Click here to download the report from the Colorado Geological Survey. From the website:
On May 25th, 2014 the longest landslide in Colorado’s historical record occurred in west-central Colorado, 6 mi southeast of the small town of Collbran in Mesa County. Three local men perished during the catastrophic event. The landslide was 2.8 miles long, covered almost a square mile of the West Salt Creek valley and the net volume displacement was 38 million yd3. The fast-moving (40-85 MPH), high-mobility landslide was caused by an initial rotational slide of a half-mile-wide block of Eocene Green River Formation. The resultant rock failures, rockmass disaggregation, and mostly valley-constrained rock avalanche, dropped approximately 2,100 ft in elevation as a rapid series of cascading surges of chaotic rubble composed of fragments of pulverized rock, vegetation, topsoil, and mud. Local seismometers recorded a magnitude 2.8 earthquake from the event with a seismic wave train duration of approximately 3 minutes. The toe of the landslide came within 200 ft of active gas-production wellheads and loss of irrigation ditches and water impacted local ranches and residents.
From The Grand Junction Daily Sentinel (Gary Harmon):
The West Salt Creek landslide changed over the summer, as a water course formed to drain much of a pond formed by the slide and as the slide itself compacted and settled into place, according to scientists who are studying the event.
“Continuing threats to nearby residents remain,” warns the Colorado Geological Survey in a new report on the landslide, which took the lives of three men on May 25, 2014.
Clancy and Dan Nichols — father and son — and Wes Hawkins died in the slide while they worked to clear an irrigation ditch. The Colorado Geological Survey report is dedicated to their memory.

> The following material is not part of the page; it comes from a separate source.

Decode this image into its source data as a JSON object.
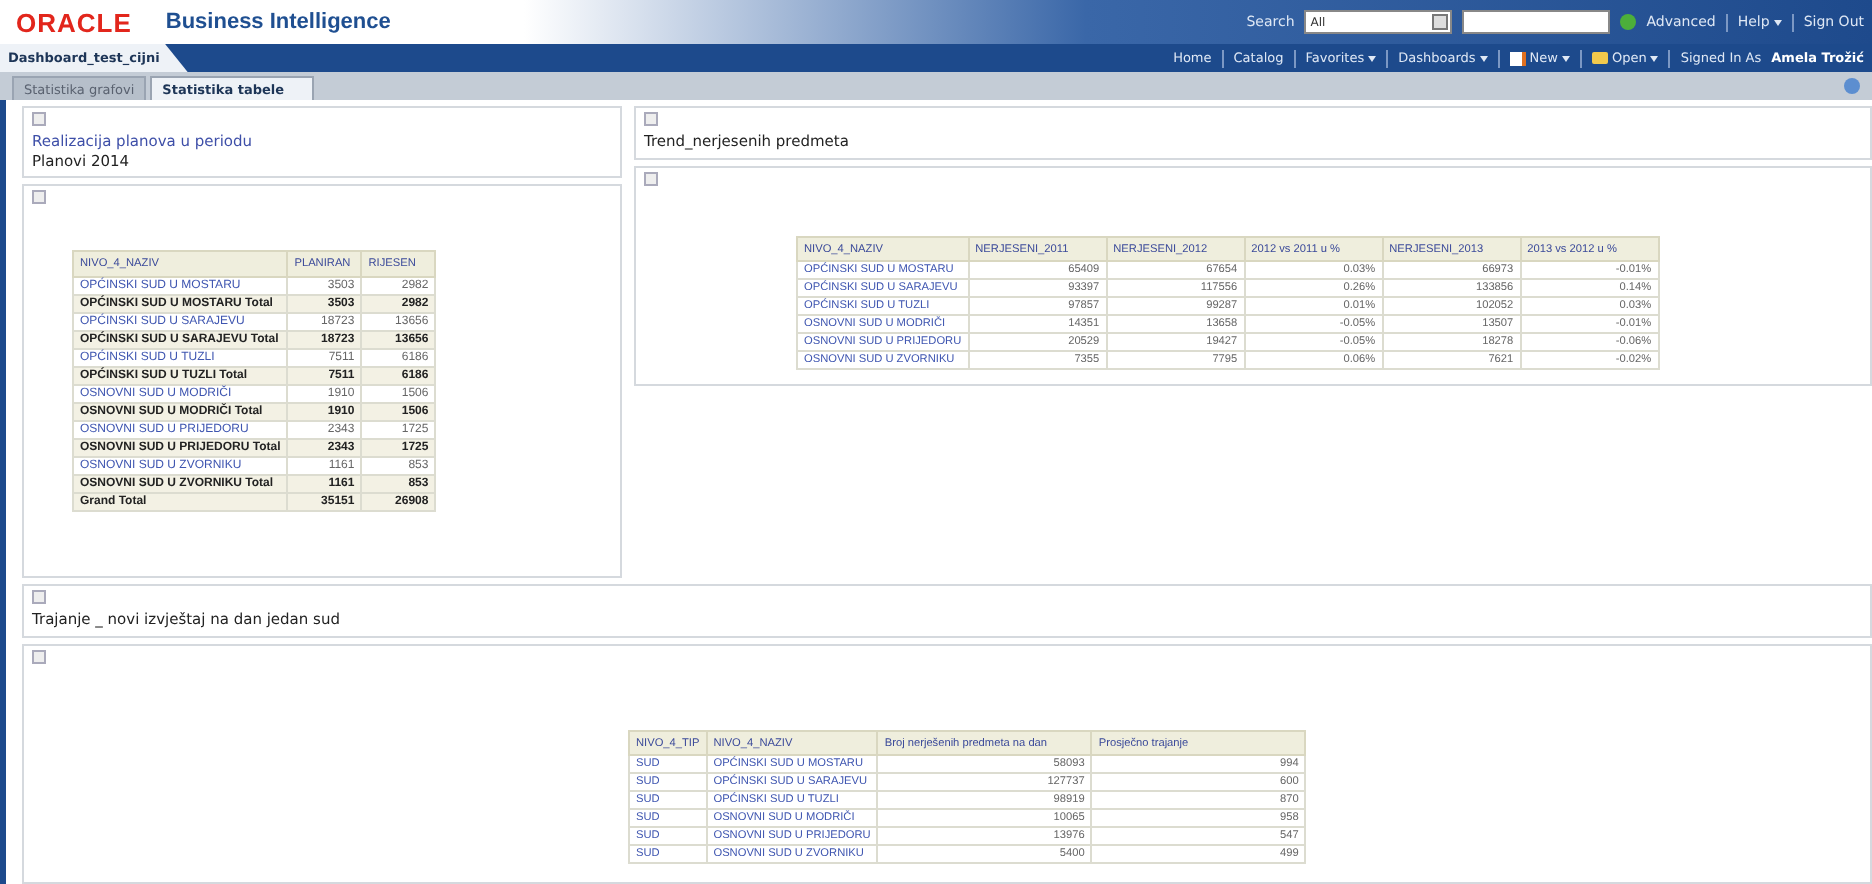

Collbran, six miles below the slide, is in no danger, but ranchers and others in the area should be aware of the threat looming high above, especially in the spring, when the “sag pond” is most likely to refill, said Colorado State Geologist Karen Berry.
“The biggest unknown is what will happen when the sag pond fills and spills” into the West Salt Creek Valley, most likely with the spring thaw, Berry said.
The sag pond was formed when 35 million cubic yards of the Green River Formation faltered and slid down, the report said.
The slide covers nearly a square mile atop the West Salt Creek valley and in some cases is as much as 123 feet [deep], the report says.
The slide left a 65 million cubic-yard slump block tipped 15 degrees toward the mesa, creating a “V,” the bottom of which is the pond. according to the report.
The sag-pond water percolated through the slump block forming what geologists call a “pipe,” or conduit that lowered the level of the pond by about eight feet.
“At some point, the stream (West Salt Creek) is going to try to re-establish itself,” Berry said.
How that will work is still an unknown, said Jeff Coe, a U.S. Geological Survey geologist who has studied the slide.
“We don’t know where it will stop and we don’t know what the response will be” as snows melt and feed into the West Salt Creek drainage, Coe said. “That slump block continues to evolve. I’d like to get through a few more springs before I say we’re off the hook.”
Mesa County has built a sophisticated monitoring system intended to detect changes in the slide.
The most recent study cleared up a lingering question for Tim Hayashi, senior engineer for Mesa County, who has led the county’s monitoring of the landslide.
It wasn’t clear why the slide traveled three miles down West Salt Creek Valley, Hayashi said, until the study made it clear that more was going on than just a single slide.
“It wasn’t one enormous slide,” Hayashi said. “It was several large slides” that pulsed down the mountain, one after the other.
The Jet Propulsion Laboratory in Pasadena, California, also has been monitoring the north side of the Mesa with special radar, Coe said.
“Those data are still showing shifts, not real large ones,” Coe said. “The whole West Salt Creek slide is compacting and small areas on the slump block are changing.”
There is no evidence that a catastrophic change is imminent, Coe noted.
The USGS is preparing its own report on the landslide, he said.
The 2014 landslide took place at the same place as a slide that occurred in the Holocene period as it transitioned into the Eocene, at least 11,700 years ago, the report noted.
Studies of the slide could shed light on similar looming threats, Berry said.
“What we hope to do is, take what we’ve learned and look at landslide susceptibility for Grand Mesa and Mesa County in general,” Berry said.
From The Denver Post (Jesse Paul):
The 55-page Colorado Geological Survey study says risks remain specifically because of water that has collected in a depression near the slide’s head, creating a “sag pond.”
“A failure of the sag pond or the remaining rock slide could create a similar event to what happened,” Karen Berry, the state geologist, told The Denver Post on Thursday…
The report also highlights how there are areas throughout the Grand Mesa and Colorado that are also at risk for breaking away.
“Mesa County, and especially Grand Mesa, contain hundreds of active and inactive landslides,” the report says. “Fortunately, many of these features are in remote or underdeveloped areas and have caused little damage.”